Our current premier, let us not forget, made the most of his return to private life by going to work for a dictatorship and now wants to give lessons on democracy to young people who are outraged and worried about the future they are facing.
So dies the sense of stateliness.
Moving on from a regrettable declaration
Parizeau’s death will remain, alas, stained by the bad faith of several of his adversaries, obsessed as ever with his remarks on October 30, 1995, when he blamed the defeat of the sovereignty referendum on “money and the ethnic vote.”
Those detractors with selective memory seem to have forgotten that Jacques Parizeau was a fierce opponent of the Charter of Values. And that he was a bitter critic of the current Parti Québécois, which he compared to a “field of ruins,” not without a certain sadness for the dying remains of Quebec’s largest sovereigntist party. They don’t see the irony of considering him a “nobody,” in his own words, “while Pierre Elliott Trudeau imprisoned hundreds of Quebecers and yet is considered a great man.”
Will the sovereigntist cause survive the death of Parizeau?

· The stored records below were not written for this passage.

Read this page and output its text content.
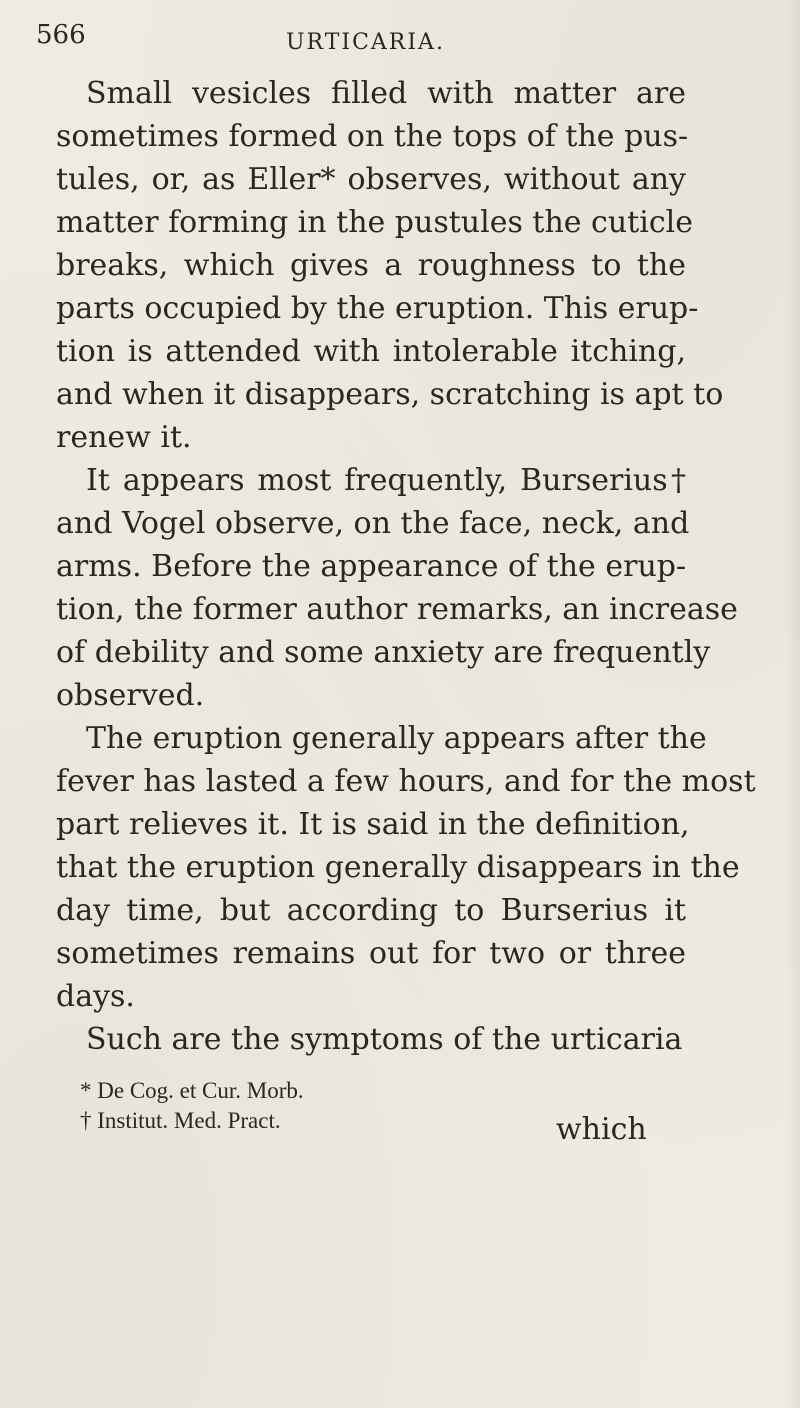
566	URTICARIA.
Small vesicles filled with matter are
sometimes formed on the tops of the pus-
tules, or, as Eller* observes, without any
matter forming in the pustules the cuticle
breaks, which gives a roughness to the
parts occupied by the eruption. This erup-
tion is attended with intolerable itching,
and when it disappears, scratching is apt to
renew it.
It appears most frequently, Burserius†
and Vogel observe, on the face, neck, and
arms. Before the appearance of the erup-
tion, the former author remarks, an increase
of debility and some anxiety are frequently
observed.
The eruption generally appears after the
fever has lasted a few hours, and for the most
part relieves it. It is said in the definition,
that the eruption generally disappears in the
day time, but according to Burserius it
sometimes remains out for two or three
days.
Such are the symptoms of the urticaria
* De Cog. et Cur. Morb.
† Institut. Med. Pract.	which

Of course, but today it is more divided than ever between parties fighting for seats in the National Assembly and ideologically divided partisan groups. On Radio-Canada, Chantal Hébert named Jean-Martin Aussant his political successor — an appropriate choice, considering that Parizeau supported Aussant’s [hardline sovereigntist party] Option Nationale in the 2012 provincial election. But unless Aussant gets back in the game and returns to the political battlefield [he left politics for a corporate job in London, England in 2013], the symbolic coronation will have been too little, too late.
Jacques Parizeau leaves a political legacy that is consistent on only one point: The man known in Quebec as “Monsieur” had a sense of stateliness.
Unfortunately, he remains for the moment the only one who does.